Palestinian 'third way' rises
A new political group offers voters a choice between Fatah and Hamas.
RAMALLAH, WEST BANK
Hamas and Fatah have a new political rival.
A group of respected Palestinian leaders and intellectuals has formed an independent list to run in January's elections for the Palestinian Legislative Council. The new "party" presents a potential challenge to the two major forces of political life here: Fatah, the ruling Palestinian faction, and Hamas, the Islamic Resistance Movement.
The names topping the new list are well-known: Salam Fayyad, the respected finance minister and former World Bank official - a man seen by the international donor community as one of the most reliable and capable people in the Palestinian Authority (PA) - and Hanan Ashrawi, a former minister and Palestinian spokeswoman who has lobbied for an improved human rights record and respect for the rule of law in areas under the PA's control.
The founders of the independent list see themselves as offering a political "third way" to Palestinians disillusioned with the current options.

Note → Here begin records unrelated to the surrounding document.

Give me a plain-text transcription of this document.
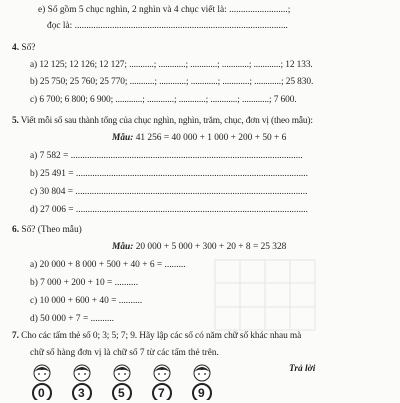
e) Số gồm 5 chục nghìn, 2 nghìn và 4 chục viết là: .........................;
đọc là: ...........................................................................................
4. Số?
a) 12 125; 12 126; 12 127; ...........; ............; ............; ............; ............; 12 133.
b) 25 750; 25 760; 25 770; ...........; ............; ............; ............; ............; 25 830.
c) 6 700; 6 800; 6 900; ............; ............; ............; ............; ............; 7 600.
5. Viết mỗi số sau thành tổng của chục nghìn, nghìn, trăm, chục, đơn vị (theo mẫu):
Mẫu: 41 256 = 40 000 + 1 000 + 200 + 50 + 6
a) 7 582 = ...................................................................................................
b) 25 491 = ...................................................................................................
c) 30 804 = ...................................................................................................
d) 27 006 = ...................................................................................................
6. Số? (Theo mẫu)
Mẫu: 20 000 + 5 000 + 300 + 20 + 8 = 25 328
a) 20 000 + 8 000 + 500 + 40 + 6 = .........
b) 7 000 + 200 + 10 = ..........
c) 10 000 + 600 + 40 = ..........
d) 50 000 + 7 = ..........
7. Cho các tấm thẻ số 0; 3; 5; 7; 9. Hãy lập các số có năm chữ số khác nhau mà
chữ số hàng đơn vị là chữ số 7 từ các tấm thẻ trên.
Trả lời
0	3	5	7	9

Secular-nationalist Fatah is perceived by many Palestinians as rife with corruption and infighting. Until now, the next most viable political option has been Hamas, which has been promoting itself as a clean-hands, no-nonsense party. But many of those frustrated with Fatah don't necessarily support Hamas's continued use of suicide bombings and rocket attacks on Israelis - nor its plans to Islamicize Palestinian society. That's the voter the new party hopes to attract.
"There's a great deal of excitement as well as support, and we hope to address [the needs] of people who are disenchanted," Mrs. Ashrawi says. The new group is not being called a party, she says, because there is no law yet governing the creation of Palestinian political parties. "We're using the elections as a launching pad. This a group of people who are likeminded, who want good governance, peacemaking, and democracy to be part of the vision."